Instrumentation - log events

  • When we consider an action as complete, we can commit changes
    • Collect all previously logged variable updates and add one event in trace

Example of log “Timeout” event in Raft:

public void timeout() {
    assert state == NodeState.Follower;
    ...
    state = NodeState.Candidate; // Impl
    specState.set("oops"); // Spec
    specState.set(state.toString()); // Spec
    votesGranted.add(nodeInfo.name()); // Impl
    specVotesGranted.add(nodeInfo.name()); // Spec
    spec.commitChanges("Timeout"); // Commit modifications batch
}

Instrumentation - log events

Will produce one event:

{
    "clock": 15, 
    "state": [{"op": "Replace", 
        "path": ["node1"], 
        "args": ["oops"]},
        {"op": "Replace", 
        "path": ["node1"], 
        "args": ["Candidate"]}
    ], 
    "votesGranted": [{"op": "AddElement", 
        "path": ["node1"], 
        "args": ["node1"]}], 
    "desc": "Timeout"
}

Instrumentation - clocks

Two ways of synchronizing clock between distributed processes are supported:

  • Lamport clock: clocks are sent in messages and we explicitly call the sync method of logging framework
  • Shared clock, if all processes are executed on the same physical machine, they can share a clock in a memory mapped file: SharedClock.get(clockName);

Execution pipeline

Tests are run as a script execution pipeline:

  • Execute implementation (this creates a trace file by logging events and variable updates)
  • Merge trace files that were produced by different processes
  • Execute TLC on the trace spec for a given trace file

Results: bugs found

  • KeyValueStore: forgotten conditions / guards (3 cases)
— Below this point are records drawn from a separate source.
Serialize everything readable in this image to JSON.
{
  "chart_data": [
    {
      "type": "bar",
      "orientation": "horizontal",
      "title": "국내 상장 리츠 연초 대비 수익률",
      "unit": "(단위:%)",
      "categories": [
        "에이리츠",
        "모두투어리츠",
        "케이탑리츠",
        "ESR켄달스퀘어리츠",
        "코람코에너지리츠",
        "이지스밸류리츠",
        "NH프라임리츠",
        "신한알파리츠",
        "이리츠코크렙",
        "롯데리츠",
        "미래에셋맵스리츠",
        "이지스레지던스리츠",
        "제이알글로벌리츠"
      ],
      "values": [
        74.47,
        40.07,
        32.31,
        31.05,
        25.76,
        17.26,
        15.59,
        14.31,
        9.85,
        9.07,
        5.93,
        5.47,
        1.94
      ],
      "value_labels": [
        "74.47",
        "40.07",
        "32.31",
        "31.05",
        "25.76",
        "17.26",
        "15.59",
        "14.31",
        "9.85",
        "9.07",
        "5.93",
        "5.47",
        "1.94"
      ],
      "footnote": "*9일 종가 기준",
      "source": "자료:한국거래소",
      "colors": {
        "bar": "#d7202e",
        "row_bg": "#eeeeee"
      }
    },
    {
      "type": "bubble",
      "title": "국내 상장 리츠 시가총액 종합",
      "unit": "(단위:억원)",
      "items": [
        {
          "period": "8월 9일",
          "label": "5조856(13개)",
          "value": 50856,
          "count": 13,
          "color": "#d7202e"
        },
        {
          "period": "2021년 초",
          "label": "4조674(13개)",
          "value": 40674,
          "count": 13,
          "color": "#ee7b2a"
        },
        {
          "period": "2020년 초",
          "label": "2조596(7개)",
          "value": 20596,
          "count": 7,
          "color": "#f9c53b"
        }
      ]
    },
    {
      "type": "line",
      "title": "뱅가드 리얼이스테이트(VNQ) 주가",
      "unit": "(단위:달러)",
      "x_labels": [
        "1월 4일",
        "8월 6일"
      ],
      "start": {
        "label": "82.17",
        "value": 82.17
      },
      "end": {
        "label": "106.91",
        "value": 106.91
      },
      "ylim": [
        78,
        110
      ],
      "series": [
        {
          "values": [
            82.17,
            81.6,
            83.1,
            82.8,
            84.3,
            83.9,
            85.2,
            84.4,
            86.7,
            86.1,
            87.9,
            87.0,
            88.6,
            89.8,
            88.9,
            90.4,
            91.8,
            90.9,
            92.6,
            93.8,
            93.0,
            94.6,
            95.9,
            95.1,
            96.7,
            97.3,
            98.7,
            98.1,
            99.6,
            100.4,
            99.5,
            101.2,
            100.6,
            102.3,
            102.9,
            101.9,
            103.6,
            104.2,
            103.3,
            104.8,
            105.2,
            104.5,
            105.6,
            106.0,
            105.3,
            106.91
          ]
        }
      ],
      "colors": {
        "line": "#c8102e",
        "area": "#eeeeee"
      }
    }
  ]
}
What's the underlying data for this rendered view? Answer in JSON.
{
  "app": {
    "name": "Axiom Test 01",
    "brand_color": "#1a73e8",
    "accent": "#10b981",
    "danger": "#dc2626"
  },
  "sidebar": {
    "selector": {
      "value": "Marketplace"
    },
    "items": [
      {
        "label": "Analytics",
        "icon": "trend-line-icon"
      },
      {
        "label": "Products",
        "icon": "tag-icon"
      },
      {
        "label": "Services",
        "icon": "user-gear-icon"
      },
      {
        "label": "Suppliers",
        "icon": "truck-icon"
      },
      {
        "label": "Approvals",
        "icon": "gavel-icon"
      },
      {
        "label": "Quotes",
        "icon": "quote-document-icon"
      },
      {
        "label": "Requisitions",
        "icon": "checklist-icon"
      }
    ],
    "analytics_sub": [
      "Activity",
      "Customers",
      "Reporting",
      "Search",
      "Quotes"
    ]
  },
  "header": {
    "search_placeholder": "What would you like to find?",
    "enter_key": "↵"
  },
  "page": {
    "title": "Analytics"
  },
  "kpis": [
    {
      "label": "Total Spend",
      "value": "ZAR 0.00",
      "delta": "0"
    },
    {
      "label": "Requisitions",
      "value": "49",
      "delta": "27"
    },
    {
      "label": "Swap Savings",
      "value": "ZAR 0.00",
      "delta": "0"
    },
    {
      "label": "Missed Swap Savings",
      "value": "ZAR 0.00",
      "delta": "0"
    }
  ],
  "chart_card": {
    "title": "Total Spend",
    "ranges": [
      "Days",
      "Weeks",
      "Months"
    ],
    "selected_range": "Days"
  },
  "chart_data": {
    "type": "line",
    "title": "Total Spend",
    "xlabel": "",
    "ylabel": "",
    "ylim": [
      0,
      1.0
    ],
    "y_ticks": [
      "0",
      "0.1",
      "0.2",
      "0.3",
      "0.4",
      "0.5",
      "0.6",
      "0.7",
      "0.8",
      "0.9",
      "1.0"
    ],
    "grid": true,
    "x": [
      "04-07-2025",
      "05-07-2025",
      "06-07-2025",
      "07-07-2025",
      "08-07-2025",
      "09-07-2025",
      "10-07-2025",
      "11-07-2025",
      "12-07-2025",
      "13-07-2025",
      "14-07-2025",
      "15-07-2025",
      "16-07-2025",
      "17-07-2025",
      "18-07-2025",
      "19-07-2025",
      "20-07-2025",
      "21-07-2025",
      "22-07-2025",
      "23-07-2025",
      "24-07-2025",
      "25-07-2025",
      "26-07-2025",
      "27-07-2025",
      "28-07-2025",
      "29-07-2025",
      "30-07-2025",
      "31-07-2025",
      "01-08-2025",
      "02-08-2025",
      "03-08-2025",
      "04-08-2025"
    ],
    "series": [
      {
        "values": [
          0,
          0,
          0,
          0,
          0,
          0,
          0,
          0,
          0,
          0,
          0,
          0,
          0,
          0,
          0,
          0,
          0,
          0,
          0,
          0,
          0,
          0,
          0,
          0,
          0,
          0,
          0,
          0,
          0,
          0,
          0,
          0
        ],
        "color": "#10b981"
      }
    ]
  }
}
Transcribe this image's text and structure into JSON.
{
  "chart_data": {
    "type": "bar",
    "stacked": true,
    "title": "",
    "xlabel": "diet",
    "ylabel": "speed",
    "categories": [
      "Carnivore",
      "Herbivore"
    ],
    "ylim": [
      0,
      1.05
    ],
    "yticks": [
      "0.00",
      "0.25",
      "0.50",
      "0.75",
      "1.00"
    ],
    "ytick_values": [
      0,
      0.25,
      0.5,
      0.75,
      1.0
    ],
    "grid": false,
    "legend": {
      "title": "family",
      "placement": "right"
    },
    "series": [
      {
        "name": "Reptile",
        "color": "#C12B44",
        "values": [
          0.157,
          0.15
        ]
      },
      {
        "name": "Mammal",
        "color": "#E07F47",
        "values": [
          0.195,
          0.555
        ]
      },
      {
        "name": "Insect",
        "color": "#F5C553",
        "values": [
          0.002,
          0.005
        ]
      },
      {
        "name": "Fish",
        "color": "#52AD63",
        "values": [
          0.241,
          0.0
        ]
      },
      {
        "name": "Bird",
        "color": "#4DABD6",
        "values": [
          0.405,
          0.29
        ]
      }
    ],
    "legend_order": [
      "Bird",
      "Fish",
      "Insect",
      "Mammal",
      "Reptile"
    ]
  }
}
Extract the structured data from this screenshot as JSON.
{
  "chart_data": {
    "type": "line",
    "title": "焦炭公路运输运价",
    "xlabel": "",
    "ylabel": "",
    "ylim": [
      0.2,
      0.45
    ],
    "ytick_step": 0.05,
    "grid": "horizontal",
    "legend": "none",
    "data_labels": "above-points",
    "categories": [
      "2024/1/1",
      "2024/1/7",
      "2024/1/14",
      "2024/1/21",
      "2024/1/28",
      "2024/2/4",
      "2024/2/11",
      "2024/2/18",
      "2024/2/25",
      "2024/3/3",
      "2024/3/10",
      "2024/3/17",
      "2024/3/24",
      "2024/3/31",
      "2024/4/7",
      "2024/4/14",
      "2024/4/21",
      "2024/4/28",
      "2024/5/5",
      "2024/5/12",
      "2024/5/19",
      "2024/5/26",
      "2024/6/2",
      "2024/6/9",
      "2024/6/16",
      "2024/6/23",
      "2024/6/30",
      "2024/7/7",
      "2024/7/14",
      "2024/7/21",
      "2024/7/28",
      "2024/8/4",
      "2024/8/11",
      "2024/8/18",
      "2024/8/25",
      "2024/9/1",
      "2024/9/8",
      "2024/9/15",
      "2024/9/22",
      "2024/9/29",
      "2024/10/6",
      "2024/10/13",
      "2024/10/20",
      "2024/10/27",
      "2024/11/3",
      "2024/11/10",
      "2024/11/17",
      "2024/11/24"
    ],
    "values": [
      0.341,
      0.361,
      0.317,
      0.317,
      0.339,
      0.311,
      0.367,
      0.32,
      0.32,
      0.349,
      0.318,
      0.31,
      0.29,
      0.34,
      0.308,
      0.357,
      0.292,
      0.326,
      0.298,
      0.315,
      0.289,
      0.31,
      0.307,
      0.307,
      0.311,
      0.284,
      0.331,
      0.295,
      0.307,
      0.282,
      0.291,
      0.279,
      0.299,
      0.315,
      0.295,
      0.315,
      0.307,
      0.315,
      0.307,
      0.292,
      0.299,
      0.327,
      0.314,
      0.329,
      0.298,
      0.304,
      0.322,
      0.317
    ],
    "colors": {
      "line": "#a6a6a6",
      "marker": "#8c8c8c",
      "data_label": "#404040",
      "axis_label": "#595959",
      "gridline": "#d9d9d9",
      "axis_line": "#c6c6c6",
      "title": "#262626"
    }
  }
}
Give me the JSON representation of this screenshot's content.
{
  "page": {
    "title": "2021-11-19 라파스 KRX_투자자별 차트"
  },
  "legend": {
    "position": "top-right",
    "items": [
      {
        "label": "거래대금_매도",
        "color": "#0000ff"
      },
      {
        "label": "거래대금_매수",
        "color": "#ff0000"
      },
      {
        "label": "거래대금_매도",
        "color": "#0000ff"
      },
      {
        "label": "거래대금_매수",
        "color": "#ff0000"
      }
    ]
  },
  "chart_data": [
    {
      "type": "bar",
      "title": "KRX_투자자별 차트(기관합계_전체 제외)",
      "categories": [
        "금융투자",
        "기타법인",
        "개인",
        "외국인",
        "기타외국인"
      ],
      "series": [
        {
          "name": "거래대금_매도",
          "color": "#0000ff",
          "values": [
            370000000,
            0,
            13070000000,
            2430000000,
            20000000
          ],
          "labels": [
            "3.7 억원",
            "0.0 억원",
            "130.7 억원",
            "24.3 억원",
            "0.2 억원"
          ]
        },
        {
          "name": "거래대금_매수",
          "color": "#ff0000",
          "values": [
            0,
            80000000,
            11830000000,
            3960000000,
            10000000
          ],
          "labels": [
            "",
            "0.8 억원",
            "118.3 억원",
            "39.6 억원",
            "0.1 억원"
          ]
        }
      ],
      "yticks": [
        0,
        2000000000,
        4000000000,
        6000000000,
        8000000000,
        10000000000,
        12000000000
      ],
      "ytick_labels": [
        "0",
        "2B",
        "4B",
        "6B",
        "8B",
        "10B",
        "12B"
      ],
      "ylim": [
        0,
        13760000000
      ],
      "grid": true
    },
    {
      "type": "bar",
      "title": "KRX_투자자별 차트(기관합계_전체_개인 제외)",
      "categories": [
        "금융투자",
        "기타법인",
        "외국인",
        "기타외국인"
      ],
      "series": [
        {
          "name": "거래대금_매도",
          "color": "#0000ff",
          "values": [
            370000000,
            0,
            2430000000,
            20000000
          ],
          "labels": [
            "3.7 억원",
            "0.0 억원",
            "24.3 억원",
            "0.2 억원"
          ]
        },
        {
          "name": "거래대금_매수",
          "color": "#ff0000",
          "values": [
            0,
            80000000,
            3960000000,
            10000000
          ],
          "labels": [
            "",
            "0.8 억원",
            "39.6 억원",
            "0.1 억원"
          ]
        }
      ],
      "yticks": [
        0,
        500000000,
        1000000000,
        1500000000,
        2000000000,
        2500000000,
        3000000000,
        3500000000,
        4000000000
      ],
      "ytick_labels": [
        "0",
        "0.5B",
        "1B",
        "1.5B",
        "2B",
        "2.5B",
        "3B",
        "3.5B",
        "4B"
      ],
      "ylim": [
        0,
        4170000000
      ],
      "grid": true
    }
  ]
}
  • Raft: strict instead of non-strict inequalities

  • Instrumentation: forgotten thread synchronisation

  • Bugs can be identified very quickly:

    • Use of desc field gives information about the action that failed
    • Retrieve line number where validation fails and use TLA+ debugger

Results: benefits and limits

  • Find bugs in new implementations: events adhere to the specification

  • Avoid regressions when implementation changes

  • Need to know the specification

    • Especially all the actions (to be able to log all events)
    • The structure of variables (to be able to update them partially)